For that purpose, Hachimantai Resort is quite good. I have been there many times and seen large groups of ski students, usually from schools, to get their ski lessons. The large groups are not just local, I have seen them come from as far away as Tokyo, from that I gather that Hachimantai has a national reputation as a good place to learn.
Why not? It is a small ski area with a few chairlifts and some wide well-cut trails ranging from nearly flat to reasonable intermediate trails where the advancing student can experiment a little more. The high-speed quadruple chairlift that is the main lift for the mountain is pretty decent for keeping one warm on those cold miserable days. On nice days Hachimantai Resort has a view of Mount Iwate, that is simply breath taking, as none of Iwate Prefecture's Ski Areas are closer. Resort (as it is called to differentiate it from neighboring Hachimantai Ski Area) is right at the base of the mountain. I have memories of going up the chair with a snowboarding friend, pointing out the steaming side cone of Iwate (Yes, Iwate-San has been "a little" active in the past few years), and her absolutely refusing to look at it.
For skilled snowboarders, who don't necessarily need as much of the "steeps" as an accomplished skier, it appears to be popular, especially among the younger crowd, who most likely enjoy the budget-friendly prices for tickets here.

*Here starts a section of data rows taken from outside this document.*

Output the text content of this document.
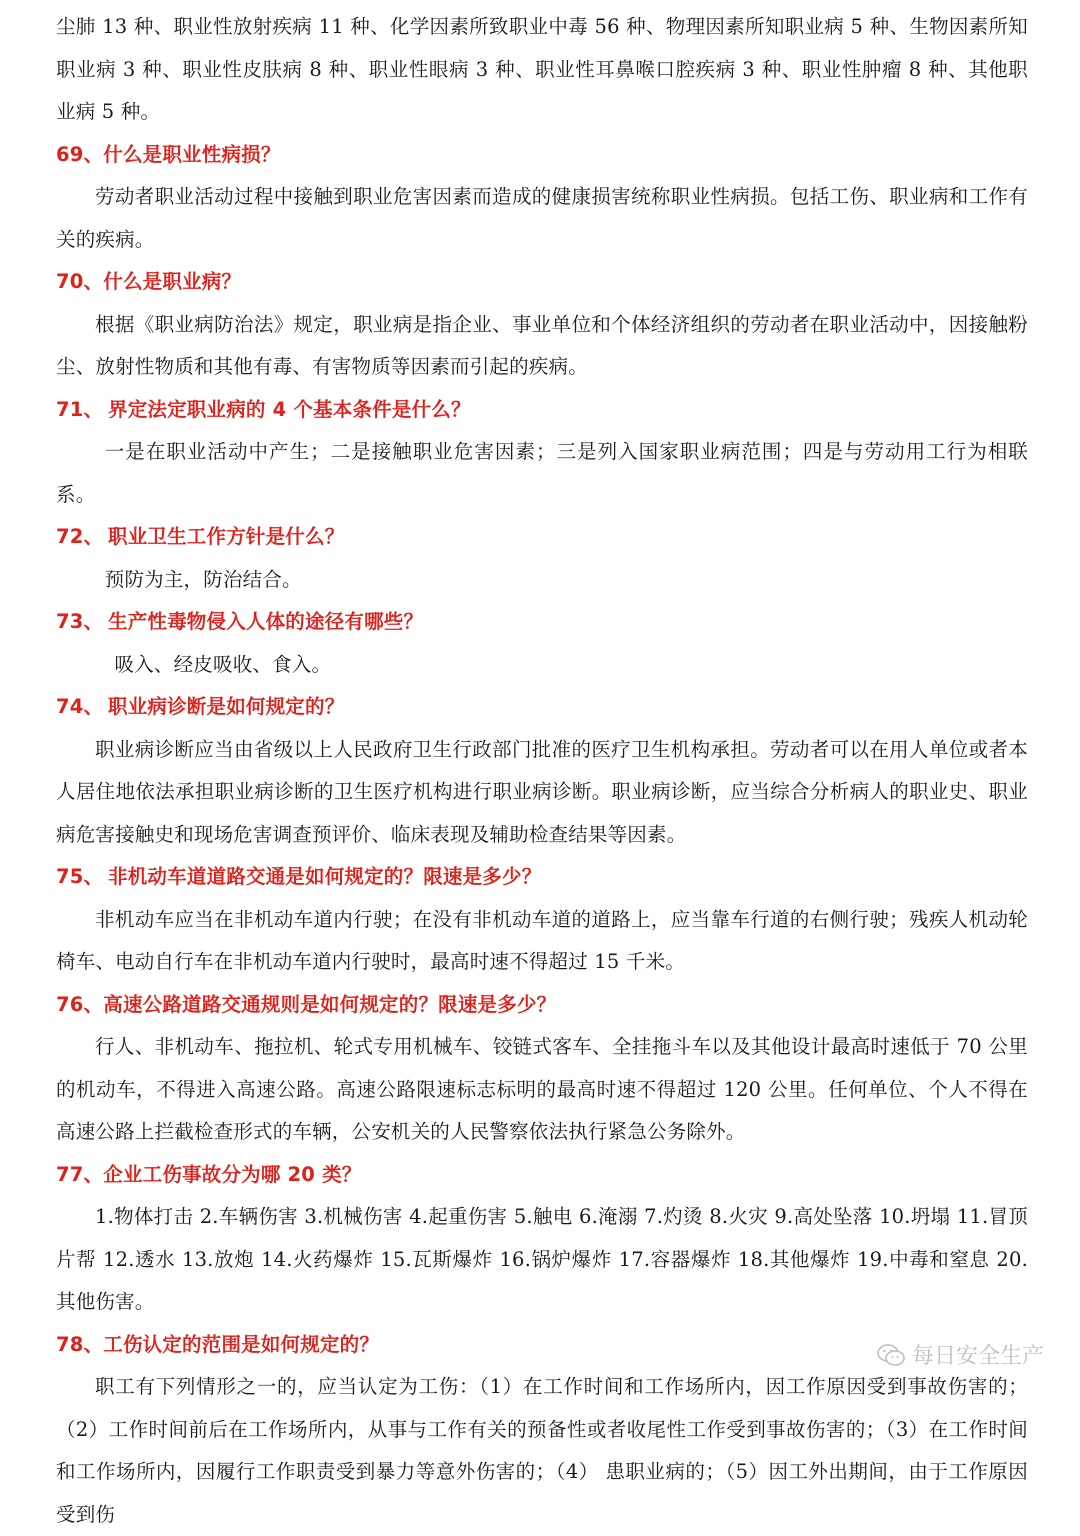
尘肺 13 种、职业性放射疾病 11 种、化学因素所致职业中毒 56 种、物理因素所知职业病 5 种、生物因素所知职业病 3 种、职业性皮肤病 8 种、职业性眼病 3 种、职业性耳鼻喉口腔疾病 3 种、职业性肿瘤 8 种、其他职业病 5 种。

69、什么是职业性病损？

劳动者职业活动过程中接触到职业危害因素而造成的健康损害统称职业性病损。包括工伤、职业病和工作有关的疾病。

70、什么是职业病？

根据《职业病防治法》规定，职业病是指企业、事业单位和个体经济组织的劳动者在职业活动中，因接触粉尘、放射性物质和其他有毒、有害物质等因素而引起的疾病。

71、 界定法定职业病的 4 个基本条件是什么？

一是在职业活动中产生；二是接触职业危害因素；三是列入国家职业病范围；四是与劳动用工行为相联系。

72、 职业卫生工作方针是什么？

预防为主，防治结合。

73、 生产性毒物侵入人体的途径有哪些？

吸入、经皮吸收、食入。

74、 职业病诊断是如何规定的？

职业病诊断应当由省级以上人民政府卫生行政部门批准的医疗卫生机构承担。劳动者可以在用人单位或者本人居住地依法承担职业病诊断的卫生医疗机构进行职业病诊断。职业病诊断，应当综合分析病人的职业史、职业病危害接触史和现场危害调查预评价、临床表现及辅助检查结果等因素。

75、 非机动车道道路交通是如何规定的？限速是多少？

非机动车应当在非机动车道内行驶；在没有非机动车道的道路上，应当靠车行道的右侧行驶；残疾人机动轮椅车、电动自行车在非机动车道内行驶时，最高时速不得超过 15 千米。

76、高速公路道路交通规则是如何规定的？限速是多少？

行人、非机动车、拖拉机、轮式专用机械车、铰链式客车、全挂拖斗车以及其他设计最高时速低于 70 公里的机动车，不得进入高速公路。高速公路限速标志标明的最高时速不得超过 120 公里。任何单位、个人不得在高速公路上拦截检查形式的车辆，公安机关的人民警察依法执行紧急公务除外。

77、企业工伤事故分为哪 20 类？

1.物体打击 2.车辆伤害 3.机械伤害 4.起重伤害 5.触电 6.淹溺 7.灼烫 8.火灾 9.高处坠落 10.坍塌 11.冒顶片帮 12.透水 13.放炮 14.火药爆炸 15.瓦斯爆炸 16.锅炉爆炸 17.容器爆炸 18.其他爆炸 19.中毒和窒息 20.其他伤害。

78、工伤认定的范围是如何规定的？

职工有下列情形之一的，应当认定为工伤：（1）在工作时间和工作场所内，因工作原因受到事故伤害的；（2）工作时间前后在工作场所内，从事与工作有关的预备性或者收尾性工作受到事故伤害的；（3）在工作时间和工作场所内，因履行工作职责受到暴力等意外伤害的；（4） 患职业病的；（5）因工外出期间，由于工作原因受到伤

每日安全生产
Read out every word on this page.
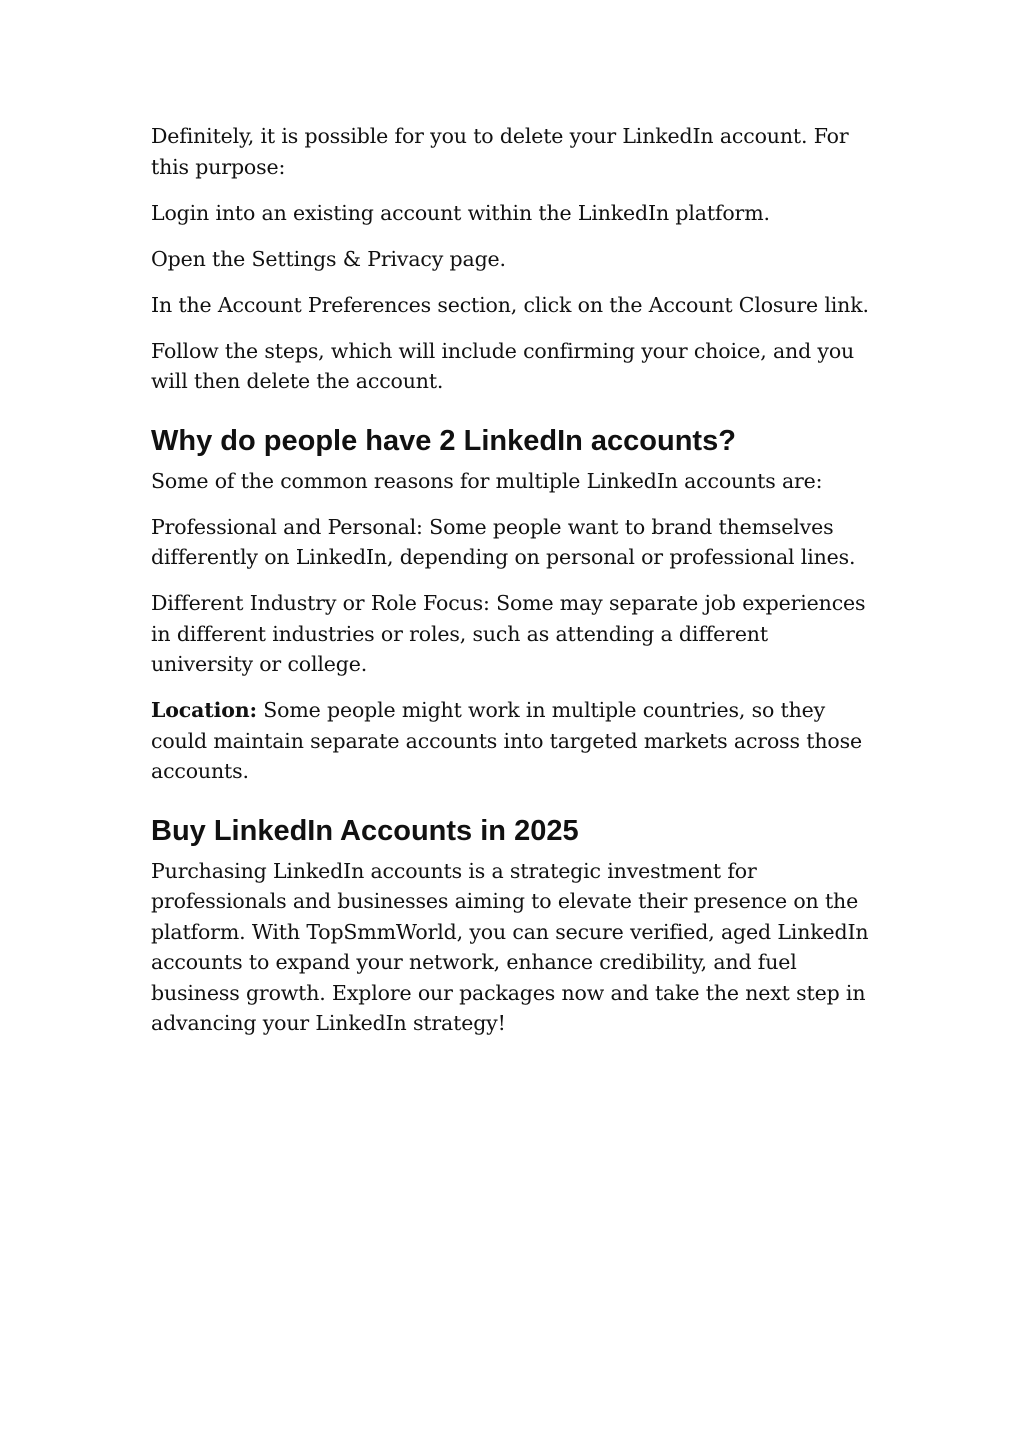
Definitely, it is possible for you to delete your LinkedIn account. For this purpose:

Login into an existing account within the LinkedIn platform.

Open the Settings & Privacy page.

In the Account Preferences section, click on the Account Closure link.

Follow the steps, which will include confirming your choice, and you will then delete the account.

Why do people have 2 LinkedIn accounts?

Some of the common reasons for multiple LinkedIn accounts are:

Professional and Personal: Some people want to brand themselves differently on LinkedIn, depending on personal or professional lines.

Different Industry or Role Focus: Some may separate job experiences in different industries or roles, such as attending a different university or college.

Location: Some people might work in multiple countries, so they could maintain separate accounts into targeted markets across those accounts.

Buy LinkedIn Accounts in 2025

Purchasing LinkedIn accounts is a strategic investment for professionals and businesses aiming to elevate their presence on the platform. With TopSmmWorld, you can secure verified, aged LinkedIn accounts to expand your network, enhance credibility, and fuel business growth. Explore our packages now and take the next step in advancing your LinkedIn strategy!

Unlike skiers, who are most likely novices, their teachers, or "roped in by my friends" experts, skilled snowboarders can be seen enjoying this mountain.
The night skiing, while not as good as Geto and Appi, the two best places in the prefecture to night ski, is pretty decent, and better than most in the prefecture. It has been a popular mid-week place to night ski with my friends, though I have never tried it.
The facilities, rental, cafeteria, etc. are not exactly outstanding, but not especially bad either. The adjoining hotel to the ski area and the other hotels, pensions, and such in the area are quite good. It is quite popular with my non-skiing friends, and my guess is that the general areas reputation is built as much on the spectacular mountain view, onsens in the area, and the local resorts ability to host large groups as much as the ski area itself. Call it a resort area that just happens to have a ski area. That ski area is quite decent for learning, or a good compromise if a bunch of friends who have noticeably lower ability than you (or vice versa) want to go skiing/boarding, and you don't want to leave them "eating your tracks". It is also one of the first places I would consider taking a large group of people to. Hachimantai Resort, when taken at the face value of it's "Resort" (as opposed to "Ski Area") appelation, fits the bill.